Archives pour la catégorie Jean Eustache

La Rosière de Pessac 79 – Jean Eustache – 1979

03. La Rosière de Pessac 79 - Jean Eustache - 1979« Il faut que tout change pour que rien ne change »

   7.0   Jean Eustache retourne à Pessac onze ans plus tard afin de filmer la traditionnelle élection de la Rosière. Tout y est identique et pourtant l’époque a changé. En premier lieu, ce qui change ostensiblement, ce qui frappe d’emblée, d’un point de vue formel, c’est le choix de la couleur. Peut-être ce choix rend t-il plus désuet encore cet étrange rituel de village. Mais il y a autre chose. Là où le premier film semblait rendre compte des étapes de cette coutume, de façon très neutre et méticuleuse, celui-ci fait presque office de reconstitution programmé. Et pourtant, Eustache filme exactement la même chose. De la même manière. C’est comme si les sujets avaient cette fois conscience du résultat à venir. Comme s’ils avaient vu le film de 1968. Le maire n’est plus le même et celui-ci semble surjouer. Les élections sont un vrai bazar, comme si on cherchait à les orner de rebondissements scénaristiques. La jeune Rosière elle-même semble surjouer le trouble et la gêne de se retrouver embarquer dans cette cérémonie absurde et archaïque, à enchaîner les bises aux notables. D’ailleurs, un élément est génial : elle est élue Rosière mais n’y habite plus. Il faut aller la chercher je ne sais où. Dans la dernière partie Eustache capte les festivités. Là encore son regard est neutre, sans surplomb, il saisit l’instant, le lieu, l’époque. Mais il y a deux très nets pas de côté. Le premier c’est une mise en abyme. Le temps d’un instant, quelques secondes, il filme l’équipe en train de filmer les déambulations de la Rosière. Mais très vite on revient au documentaire pur. C’est très troublant et cela ajoute à l’aspect de miroir déformé opéré par ce deuxième film. Le second concerne sa sortie. Un travelling nous éloigne lentement des festivités, figeant définitivement ce rituel dans le passé. C’est un vertigineux film théorique, un film passionnant en échos ou quasi réversible avec le précédent, un peu comme les deux parties d’Une sale histoire.

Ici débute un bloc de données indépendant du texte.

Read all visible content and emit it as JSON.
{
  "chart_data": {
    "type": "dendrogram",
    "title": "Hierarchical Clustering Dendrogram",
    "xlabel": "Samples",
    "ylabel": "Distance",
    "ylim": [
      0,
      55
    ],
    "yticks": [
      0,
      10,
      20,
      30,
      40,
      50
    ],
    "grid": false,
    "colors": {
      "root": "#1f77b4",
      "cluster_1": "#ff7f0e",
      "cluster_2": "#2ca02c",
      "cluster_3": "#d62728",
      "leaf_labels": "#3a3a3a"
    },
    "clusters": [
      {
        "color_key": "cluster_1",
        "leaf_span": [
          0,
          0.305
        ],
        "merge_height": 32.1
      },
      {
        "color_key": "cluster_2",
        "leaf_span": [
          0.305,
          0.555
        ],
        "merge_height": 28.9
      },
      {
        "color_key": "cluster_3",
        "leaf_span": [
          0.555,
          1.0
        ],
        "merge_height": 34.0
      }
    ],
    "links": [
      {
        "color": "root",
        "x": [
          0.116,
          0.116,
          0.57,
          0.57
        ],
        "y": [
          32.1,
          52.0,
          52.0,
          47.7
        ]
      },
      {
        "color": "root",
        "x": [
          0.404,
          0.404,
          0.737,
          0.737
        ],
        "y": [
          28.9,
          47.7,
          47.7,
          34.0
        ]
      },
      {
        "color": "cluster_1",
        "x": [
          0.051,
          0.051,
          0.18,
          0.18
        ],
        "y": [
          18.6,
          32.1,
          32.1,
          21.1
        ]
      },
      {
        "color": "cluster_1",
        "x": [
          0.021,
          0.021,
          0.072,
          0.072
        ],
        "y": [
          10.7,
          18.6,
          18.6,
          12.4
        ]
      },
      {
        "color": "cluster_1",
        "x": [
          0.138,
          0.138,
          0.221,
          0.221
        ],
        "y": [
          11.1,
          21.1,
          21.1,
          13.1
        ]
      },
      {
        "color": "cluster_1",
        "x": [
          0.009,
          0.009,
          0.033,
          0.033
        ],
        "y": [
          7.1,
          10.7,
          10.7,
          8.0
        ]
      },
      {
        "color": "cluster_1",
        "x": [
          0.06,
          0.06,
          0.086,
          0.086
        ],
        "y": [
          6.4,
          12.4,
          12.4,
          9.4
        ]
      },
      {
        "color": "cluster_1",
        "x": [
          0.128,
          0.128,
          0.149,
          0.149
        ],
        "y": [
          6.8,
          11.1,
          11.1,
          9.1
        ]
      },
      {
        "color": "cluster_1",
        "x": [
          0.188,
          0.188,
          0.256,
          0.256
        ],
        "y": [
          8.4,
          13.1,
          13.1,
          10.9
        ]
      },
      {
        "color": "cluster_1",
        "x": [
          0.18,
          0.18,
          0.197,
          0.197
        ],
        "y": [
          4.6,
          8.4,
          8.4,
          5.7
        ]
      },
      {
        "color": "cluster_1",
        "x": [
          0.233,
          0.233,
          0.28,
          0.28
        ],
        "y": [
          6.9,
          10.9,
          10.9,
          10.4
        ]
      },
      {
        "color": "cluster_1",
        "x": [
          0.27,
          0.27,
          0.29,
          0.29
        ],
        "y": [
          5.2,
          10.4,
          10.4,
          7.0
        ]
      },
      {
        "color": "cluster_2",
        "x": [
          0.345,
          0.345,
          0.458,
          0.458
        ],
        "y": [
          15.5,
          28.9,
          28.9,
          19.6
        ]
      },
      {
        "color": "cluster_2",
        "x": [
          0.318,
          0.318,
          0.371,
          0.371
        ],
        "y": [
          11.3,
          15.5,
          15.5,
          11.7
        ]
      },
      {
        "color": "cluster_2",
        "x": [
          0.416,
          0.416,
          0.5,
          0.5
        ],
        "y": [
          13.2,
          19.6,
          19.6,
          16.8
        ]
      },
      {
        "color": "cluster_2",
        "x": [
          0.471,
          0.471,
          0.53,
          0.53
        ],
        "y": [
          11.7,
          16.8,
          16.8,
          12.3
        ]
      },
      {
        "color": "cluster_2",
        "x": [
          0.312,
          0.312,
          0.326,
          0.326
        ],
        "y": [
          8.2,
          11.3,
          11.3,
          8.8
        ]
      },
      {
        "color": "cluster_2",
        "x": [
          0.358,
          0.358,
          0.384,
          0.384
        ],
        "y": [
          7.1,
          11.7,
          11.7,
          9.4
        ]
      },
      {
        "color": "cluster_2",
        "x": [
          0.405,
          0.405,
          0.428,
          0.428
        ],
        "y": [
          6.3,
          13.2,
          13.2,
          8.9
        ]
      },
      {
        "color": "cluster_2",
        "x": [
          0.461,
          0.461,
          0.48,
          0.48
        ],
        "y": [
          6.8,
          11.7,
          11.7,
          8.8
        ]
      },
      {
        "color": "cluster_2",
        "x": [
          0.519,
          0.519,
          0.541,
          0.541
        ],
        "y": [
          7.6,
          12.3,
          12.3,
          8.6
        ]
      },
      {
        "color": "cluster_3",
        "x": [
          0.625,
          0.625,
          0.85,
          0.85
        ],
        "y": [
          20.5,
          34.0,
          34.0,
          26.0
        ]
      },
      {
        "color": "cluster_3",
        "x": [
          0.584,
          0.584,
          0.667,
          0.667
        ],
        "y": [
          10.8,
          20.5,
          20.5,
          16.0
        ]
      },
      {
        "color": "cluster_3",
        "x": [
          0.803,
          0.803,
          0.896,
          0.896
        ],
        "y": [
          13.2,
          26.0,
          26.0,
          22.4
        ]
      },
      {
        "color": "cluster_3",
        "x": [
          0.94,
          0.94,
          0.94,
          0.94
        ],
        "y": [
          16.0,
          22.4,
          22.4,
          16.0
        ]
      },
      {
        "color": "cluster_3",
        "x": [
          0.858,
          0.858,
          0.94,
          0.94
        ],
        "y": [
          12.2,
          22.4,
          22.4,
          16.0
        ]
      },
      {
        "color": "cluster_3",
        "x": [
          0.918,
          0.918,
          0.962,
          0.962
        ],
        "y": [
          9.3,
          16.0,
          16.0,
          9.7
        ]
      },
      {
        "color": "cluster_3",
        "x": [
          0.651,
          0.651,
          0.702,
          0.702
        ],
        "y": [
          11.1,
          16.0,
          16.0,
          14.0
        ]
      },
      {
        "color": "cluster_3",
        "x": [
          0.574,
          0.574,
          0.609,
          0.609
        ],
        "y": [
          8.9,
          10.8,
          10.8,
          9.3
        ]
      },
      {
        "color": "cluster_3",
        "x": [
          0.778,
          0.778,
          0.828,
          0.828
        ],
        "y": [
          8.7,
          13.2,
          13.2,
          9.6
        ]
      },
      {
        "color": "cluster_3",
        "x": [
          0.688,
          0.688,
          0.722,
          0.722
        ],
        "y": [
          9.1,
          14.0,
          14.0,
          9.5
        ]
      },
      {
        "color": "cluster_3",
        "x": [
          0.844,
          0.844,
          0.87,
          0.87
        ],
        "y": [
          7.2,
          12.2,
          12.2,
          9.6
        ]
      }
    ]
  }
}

La rosière de Pessac – Jean Eustache – 1968

05. La rosière de Pessac - Jean Eustache - 1968Une affaire de morale.

   7.0   Eustache couvre une cérémonie se déroulant à Pessac, son village natal. C’est l’élection de la Rosière, une jeune femme élue non pas sur le physique mais pour ses vertus morales. Cérémonie qui existe depuis 1896. Comme le cinéma. Eustache filme à l’os, le plus possible en temps réel, d’abord au sein du bureau de votes puis lors du défilé, du discours et des festivités. Il n’y aura aucun commentaire, aucun point de vue direct même si en captant soigneusement le réel on perçoit vite la désuétude de cette tradition embarrassante où les hommes s’envoient des fleurs et se gargarisent des richesses de leurs traditions locales, tout en enfilant les bises. Quand à contrario, on entendra jamais le son de voix de la Nouvelle Rosière pessacaise. Mais le film est surtout magnifique dans sa façon de capter un village, une époque, une foule, des visages. Par ailleurs Eustache disait qu’il n’avait rien pour ou contre cet événement. C’était cinématographiquement que ça l’intéressait. C’est très beau.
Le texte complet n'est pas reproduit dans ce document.